At 54.9, up from 53.1 in July, the headline RBC PMI – a composite indicator designed to provide a single-figure snapshot of the health of the manufacturing sector – signalled a solid improvement in overall business conditions within the Canadian manufacturing sector in August. The index reading was the highest in four months, as both output and new order levels grew at sharper rates during the latest survey period.
“Canadian manufacturers received a larger volume of new work in August, with export orders recovering further from the dip recorded in June,” said Cheryl Paradowski, president and chief executive officer, PMAC. “The overall increase in new orders largely reflected greater demand and new client wins, and contributed to faster production growth. Meanwhile, panellists also recorded higher input prices, driven by increased costs for certain raw materials. That said, the rate of input price inflation has eased since July to the weakest in 2011 so far.”
The RBC PMI is conducted in association with Markit, a global financial information services company, and the Purchasing Management Association of Canada (PMAC.

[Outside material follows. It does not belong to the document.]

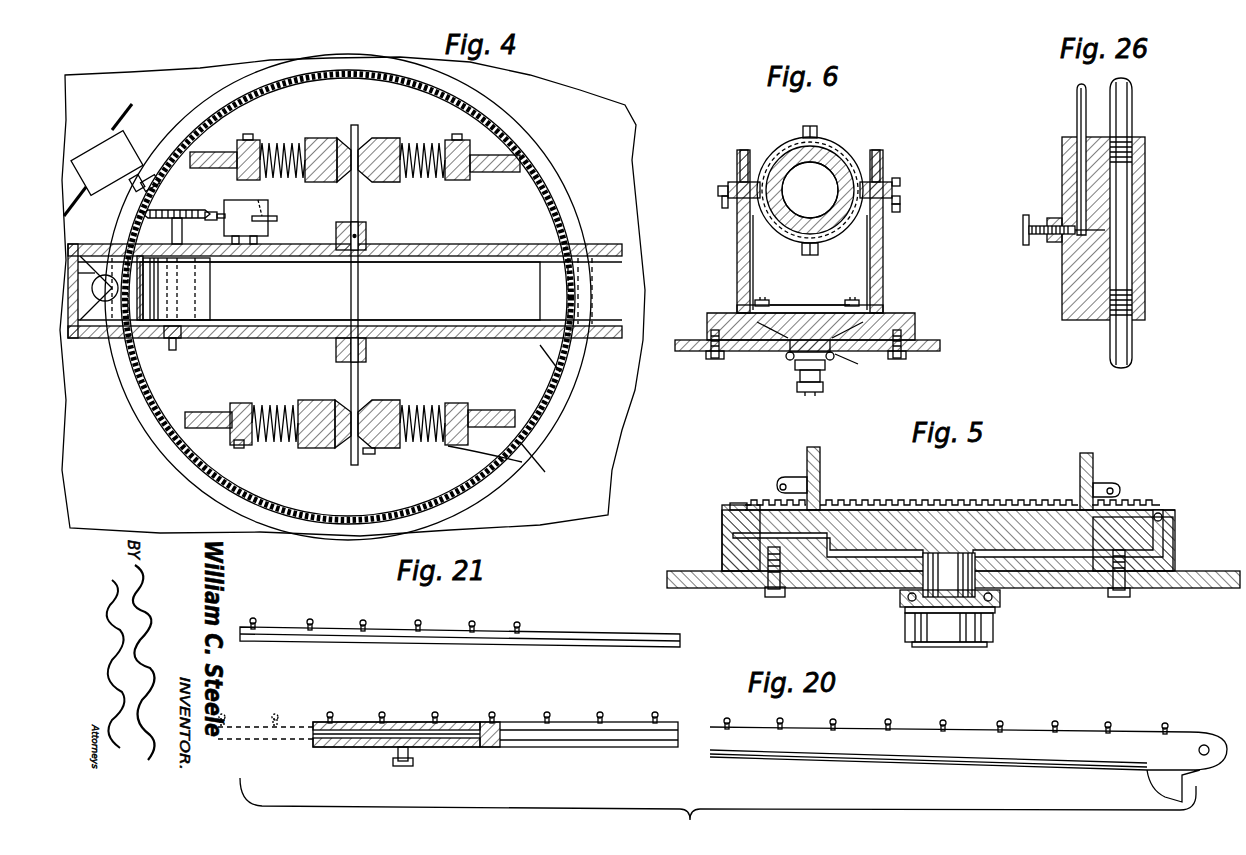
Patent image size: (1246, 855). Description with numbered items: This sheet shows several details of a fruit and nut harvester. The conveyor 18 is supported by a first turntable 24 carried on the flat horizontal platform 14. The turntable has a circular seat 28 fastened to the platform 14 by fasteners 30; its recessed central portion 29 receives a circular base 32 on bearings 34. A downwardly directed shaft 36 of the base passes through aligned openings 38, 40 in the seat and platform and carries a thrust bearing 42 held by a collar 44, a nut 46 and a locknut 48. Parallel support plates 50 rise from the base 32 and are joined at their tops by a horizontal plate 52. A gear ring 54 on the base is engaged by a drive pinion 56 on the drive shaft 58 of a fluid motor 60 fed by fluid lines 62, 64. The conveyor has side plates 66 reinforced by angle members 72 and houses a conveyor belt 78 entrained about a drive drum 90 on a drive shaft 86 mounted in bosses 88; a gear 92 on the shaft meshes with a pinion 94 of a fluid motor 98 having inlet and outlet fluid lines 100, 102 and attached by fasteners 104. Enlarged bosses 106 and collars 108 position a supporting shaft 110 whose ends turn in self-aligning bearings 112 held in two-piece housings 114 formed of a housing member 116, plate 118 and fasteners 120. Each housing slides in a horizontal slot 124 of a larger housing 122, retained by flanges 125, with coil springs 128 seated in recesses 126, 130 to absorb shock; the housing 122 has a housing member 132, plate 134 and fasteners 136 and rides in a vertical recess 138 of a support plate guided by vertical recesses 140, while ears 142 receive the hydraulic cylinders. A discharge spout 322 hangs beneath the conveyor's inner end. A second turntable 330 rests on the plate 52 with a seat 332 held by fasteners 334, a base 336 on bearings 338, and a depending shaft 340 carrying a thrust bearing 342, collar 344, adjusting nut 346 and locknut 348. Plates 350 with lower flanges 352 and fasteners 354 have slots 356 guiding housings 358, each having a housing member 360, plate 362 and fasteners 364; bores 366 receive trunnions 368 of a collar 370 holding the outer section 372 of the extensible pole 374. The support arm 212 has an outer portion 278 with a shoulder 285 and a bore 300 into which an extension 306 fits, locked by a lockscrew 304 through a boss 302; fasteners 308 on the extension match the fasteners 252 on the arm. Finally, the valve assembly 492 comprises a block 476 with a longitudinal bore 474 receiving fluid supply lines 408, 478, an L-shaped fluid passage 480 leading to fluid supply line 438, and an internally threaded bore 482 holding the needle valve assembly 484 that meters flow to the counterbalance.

“The Canadian manufacturing sector is showing renewed strength in August, as increases in new work and production levels also boosted employment,” said Paul Ferley, assistant chief economist, RBC. “Today’s report supports the view that the supply chain problems in manufacturing which arose from the natural disasters that hit Japan in March have started to reverse. This augurs well for a rebound in manufacturing activity over the second half of this year.”
The Canadian PMI is also showing much stronger results than similar purchasing managers indexes of other major economies. Several of those indexes have dropped below 50, the line which indicates a contraction. The eurozone PMI dropped to 49 in August. Germany was the only major economy in the zone to have a reading above 50. The Institute for Supply Management in the US has also reported its index of national factory activity slowed to 50.6 from 50.9 in July. Good news is that although that’s a decline, it’s still above the contraction line and much better than expected. China’s PMI is also at 50.9, which suggests that the strong demand from last year has tailed off.
Key findings from the August survey include:
Incoming new work increases at fastest rate since April
Firms further boost production levels
Rate of input price inflation eases to eight-month low
The latest expansion in the Canadian manufacturing sector partly reflected firms receiving a larger volume of new orders in August. Firms cited greater demand for their goods, as well as new client wins. Notably, the rate of expansion was the fastest in four months. Incoming new orders from abroad also increased, with a number of monitored companies highlighting the US as a key source of new export order growth.
In light of higher new order requirements, firms stepped up production in August. Moreover, survey respondents also fulfilled some new orders by depleting their stocks of finished goods for the second consecutive month.
The amount of inputs bought by firms increased during the latest survey period. Stocks of purchases also rose, albeit only marginally. Meanwhile, the average time it took for suppliers to deliver inputs to Canadian manufacturers lengthened further in August. The latest deterioration in vendor performance was marked and the strongest since May. Anecdotal evidence provided by respondents suggested that delivery delays were frequently the result of backlogs at suppliers.
Employment in the Canadian manufacturing sector increased during August. Notably, the rate of growth was the fastest in three months. Almost 22 per cent of surveyed firms hired additional staff, while 9 per cent reported job losses. Job creation was generally linked to greater production requirements.
Manufacturing companies based in Canada recorded higher input costs in August. Raw materials such as metals and petroleum-based items were particularly mentioned by respondents as increasing in price. Nevertheless, the rate of input cost inflation eased since the previous survey period, and was the weakest in 2011 so far. Panellists passed on greater cost burdens to clients by raising their output charges in August. Factory gate prices rose solidly, albeit at the slowest rate since November 2010 and at a weaker pace than that registered for input costs.